THE TALE OF THE LOST LAND
CHAPTER 25: A COMPETITIVE EXAMINATION
When the king traveled for change of air, or made a progress, or
visited a distant noble whom he wished to bankrupt with the cost
of his keep, part of the administration moved with him. It was
a fashion of the time. The Commission charged with the examination
of candidates for posts in the army came with the king to the
Valley, whereas they could have transacted their business just
as well at home. And although this expedition was strictly a
holiday excursion for the king, he kept some of his business
functions going just the same. He touched for the evil, as usual;
he held court in the gate at sunrise and tried cases, for he was
himself Chief Justice of the King's Bench.

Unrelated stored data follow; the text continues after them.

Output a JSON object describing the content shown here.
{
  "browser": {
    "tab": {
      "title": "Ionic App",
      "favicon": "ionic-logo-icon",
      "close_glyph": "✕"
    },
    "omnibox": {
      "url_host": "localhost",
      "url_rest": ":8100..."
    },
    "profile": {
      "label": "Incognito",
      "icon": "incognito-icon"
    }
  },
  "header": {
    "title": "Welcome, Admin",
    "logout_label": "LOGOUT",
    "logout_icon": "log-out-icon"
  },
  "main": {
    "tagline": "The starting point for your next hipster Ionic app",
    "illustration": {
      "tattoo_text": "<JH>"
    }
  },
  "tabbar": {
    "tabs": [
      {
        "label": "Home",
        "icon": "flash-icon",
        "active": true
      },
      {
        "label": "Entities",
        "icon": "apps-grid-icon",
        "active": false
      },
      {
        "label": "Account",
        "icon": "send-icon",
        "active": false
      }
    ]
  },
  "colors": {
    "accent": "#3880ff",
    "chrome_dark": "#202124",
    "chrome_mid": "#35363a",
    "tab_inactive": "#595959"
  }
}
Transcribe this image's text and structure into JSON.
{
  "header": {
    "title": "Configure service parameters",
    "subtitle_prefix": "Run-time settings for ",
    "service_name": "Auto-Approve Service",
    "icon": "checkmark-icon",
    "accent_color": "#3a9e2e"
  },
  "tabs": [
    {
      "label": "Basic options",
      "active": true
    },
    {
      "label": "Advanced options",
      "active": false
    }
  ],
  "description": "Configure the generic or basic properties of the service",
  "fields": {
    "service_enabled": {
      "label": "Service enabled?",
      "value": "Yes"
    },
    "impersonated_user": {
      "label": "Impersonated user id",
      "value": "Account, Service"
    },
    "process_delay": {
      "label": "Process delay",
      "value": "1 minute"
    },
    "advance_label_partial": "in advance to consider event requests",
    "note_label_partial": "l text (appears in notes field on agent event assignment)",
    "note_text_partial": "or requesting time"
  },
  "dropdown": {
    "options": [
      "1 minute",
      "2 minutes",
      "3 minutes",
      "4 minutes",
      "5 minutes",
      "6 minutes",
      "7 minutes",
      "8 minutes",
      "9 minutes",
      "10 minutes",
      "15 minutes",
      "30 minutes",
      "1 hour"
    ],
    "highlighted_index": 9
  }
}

He shone very well in this latter office. He was a wise and humane
judge, and he clearly did his honest best and fairest,--according
to his lights. That is a large reservation. His lights--I mean
his rearing--often colored his decisions. Whenever there was a
dispute between a noble or gentleman and a person of lower degree,
the king's leanings and sympathies were for the former class always,
whether he suspected it or not. It was impossible that this should
be otherwise. The blunting effects of slavery upon the slaveholder's
moral perceptions are known and conceded, the world over; and a
privileged class, an aristocracy, is but a band of slaveholders
under another name. This has a harsh sound, and yet should not
be offensive to any--even to the noble himself--unless the fact
itself be an offense: for the statement simply formulates a fact.
The repulsive feature of slavery is the thing, not its name. One
needs but to hear an aristocrat speak of the classes that are below
him to recognize--and in but indifferently modified measure--
the very air and tone of the actual slaveholder; and behind these
are the slaveholder's spirit, the slaveholder's blunted feeling.
They are the result of the same cause in both cases: the possessor's
old and inbred custom of regarding himself as a superior being.
The king's judgments wrought frequent injustices, but it was merely
the fault of his training, his natural and unalterable sympathies.
He was as unfitted for a judgeship as would be the average mother
for the position of milk-distributor to starving children in
famine-time; her own children would fare a shade better than the rest.